What’s Up With That?

The current average interest rate for a 30-year fixed-rate mortgage is hovering around 7% as of today, May 27, 2025. Several interconnected factors contribute to this level:

Factors In The Play

  • Pending Federal Tax Bill: Uncertainty surrounding the finalization of the federal tax bill is a key driver in the short term. This uncertainty tends to keep 30-year rates in the 7% range as the market assesses potential economic impacts.

  • Overall Economic Conditions: Mortgage rates are significantly influenced by the broader economic environment, including inflation, economic growth, and the bond market. While specific reasons for the current 7% level aren’t solely pinpointed to a single event today, the general trend of moderately higher rates reflects the ongoing adjustments within the economy.

  • Bond Market Activity: Mortgage rates often track the yield of the 10-year Treasury bond because mortgage-backed securities compete with these bonds for investors. Fluctuations in the bond market due to economic data and investor sentiment can translate to changes in mortgage rates.
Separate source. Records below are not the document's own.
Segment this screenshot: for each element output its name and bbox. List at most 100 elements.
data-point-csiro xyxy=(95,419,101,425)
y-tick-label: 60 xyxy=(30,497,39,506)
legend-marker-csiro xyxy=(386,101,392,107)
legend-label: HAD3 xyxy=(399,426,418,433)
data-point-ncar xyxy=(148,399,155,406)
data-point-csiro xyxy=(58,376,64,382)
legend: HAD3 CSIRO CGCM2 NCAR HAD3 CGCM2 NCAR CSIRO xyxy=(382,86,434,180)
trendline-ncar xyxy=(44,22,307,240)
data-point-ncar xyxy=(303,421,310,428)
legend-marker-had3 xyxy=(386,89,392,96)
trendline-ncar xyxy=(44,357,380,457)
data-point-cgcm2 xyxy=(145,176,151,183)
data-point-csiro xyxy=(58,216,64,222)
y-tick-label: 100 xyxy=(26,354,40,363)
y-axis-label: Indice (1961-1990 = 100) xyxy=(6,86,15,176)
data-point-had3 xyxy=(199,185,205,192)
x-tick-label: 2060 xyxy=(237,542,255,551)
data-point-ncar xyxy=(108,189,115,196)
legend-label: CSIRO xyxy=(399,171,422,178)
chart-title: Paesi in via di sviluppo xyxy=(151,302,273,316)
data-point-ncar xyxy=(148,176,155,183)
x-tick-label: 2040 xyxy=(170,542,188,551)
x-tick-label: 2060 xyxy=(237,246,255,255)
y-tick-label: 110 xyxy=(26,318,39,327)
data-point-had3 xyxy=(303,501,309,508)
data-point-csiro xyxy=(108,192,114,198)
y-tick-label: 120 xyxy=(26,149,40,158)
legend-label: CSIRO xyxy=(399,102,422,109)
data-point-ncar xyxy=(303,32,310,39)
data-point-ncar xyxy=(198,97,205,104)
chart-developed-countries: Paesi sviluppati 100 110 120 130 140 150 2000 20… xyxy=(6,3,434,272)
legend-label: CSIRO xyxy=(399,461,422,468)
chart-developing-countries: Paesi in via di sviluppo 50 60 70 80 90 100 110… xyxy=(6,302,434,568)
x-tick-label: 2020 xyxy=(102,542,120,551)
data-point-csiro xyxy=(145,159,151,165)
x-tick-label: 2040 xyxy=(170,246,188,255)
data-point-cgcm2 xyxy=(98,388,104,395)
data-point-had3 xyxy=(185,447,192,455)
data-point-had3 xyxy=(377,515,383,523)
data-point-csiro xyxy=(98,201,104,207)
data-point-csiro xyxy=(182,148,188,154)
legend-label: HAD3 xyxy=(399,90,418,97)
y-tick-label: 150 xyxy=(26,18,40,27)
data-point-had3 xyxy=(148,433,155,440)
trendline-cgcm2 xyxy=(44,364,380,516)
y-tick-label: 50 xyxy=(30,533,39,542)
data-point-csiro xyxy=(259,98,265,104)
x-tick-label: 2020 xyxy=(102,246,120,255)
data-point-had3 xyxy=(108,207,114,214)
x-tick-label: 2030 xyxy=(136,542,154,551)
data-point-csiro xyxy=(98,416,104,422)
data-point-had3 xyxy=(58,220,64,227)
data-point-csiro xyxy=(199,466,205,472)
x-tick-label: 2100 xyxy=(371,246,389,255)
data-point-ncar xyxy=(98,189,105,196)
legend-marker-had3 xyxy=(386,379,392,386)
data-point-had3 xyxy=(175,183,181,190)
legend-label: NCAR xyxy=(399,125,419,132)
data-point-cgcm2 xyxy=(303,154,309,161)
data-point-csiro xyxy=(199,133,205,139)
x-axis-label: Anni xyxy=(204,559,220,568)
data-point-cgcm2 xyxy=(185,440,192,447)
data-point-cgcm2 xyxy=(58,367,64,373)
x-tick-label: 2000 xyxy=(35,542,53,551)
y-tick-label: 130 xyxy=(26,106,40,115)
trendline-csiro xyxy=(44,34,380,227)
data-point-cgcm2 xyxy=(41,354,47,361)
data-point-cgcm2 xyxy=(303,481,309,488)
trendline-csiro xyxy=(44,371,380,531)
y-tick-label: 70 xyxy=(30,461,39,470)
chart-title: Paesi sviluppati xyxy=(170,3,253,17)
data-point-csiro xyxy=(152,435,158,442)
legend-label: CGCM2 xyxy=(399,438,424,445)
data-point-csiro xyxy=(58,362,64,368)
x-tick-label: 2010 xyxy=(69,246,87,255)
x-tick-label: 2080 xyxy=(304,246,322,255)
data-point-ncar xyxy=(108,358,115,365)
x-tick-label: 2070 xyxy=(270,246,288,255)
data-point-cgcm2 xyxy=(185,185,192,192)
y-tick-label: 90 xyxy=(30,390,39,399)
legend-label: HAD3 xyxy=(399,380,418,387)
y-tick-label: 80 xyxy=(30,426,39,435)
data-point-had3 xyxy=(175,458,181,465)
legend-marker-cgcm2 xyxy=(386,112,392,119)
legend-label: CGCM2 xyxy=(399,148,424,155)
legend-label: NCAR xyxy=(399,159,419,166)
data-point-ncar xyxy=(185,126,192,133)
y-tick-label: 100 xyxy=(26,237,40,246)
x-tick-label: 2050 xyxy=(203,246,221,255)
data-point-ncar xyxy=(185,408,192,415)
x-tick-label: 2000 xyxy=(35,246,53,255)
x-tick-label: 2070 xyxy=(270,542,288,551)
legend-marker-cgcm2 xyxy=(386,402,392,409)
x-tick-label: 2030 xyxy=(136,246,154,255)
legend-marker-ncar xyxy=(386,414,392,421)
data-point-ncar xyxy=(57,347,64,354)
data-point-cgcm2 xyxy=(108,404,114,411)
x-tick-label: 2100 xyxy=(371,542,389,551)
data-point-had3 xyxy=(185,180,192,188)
  • Federal Reserve Policy: Although the Federal Reserve doesn’t directly set mortgage rates, its monetary policy, including adjustments to the federal funds rate and its stance on inflation, indirectly influences them.

What Now?

In case you never figured it out, stock market and rates go hand-in-hand. Volatility in market drives rates up and down. Catch that house now, you can always refinance later.

Why?

History always repeats. Looking back at lower rates, house prices always go up, – way up. Waiting for perfect rate, you will set yourself for a trap, – that house will shoot up in price.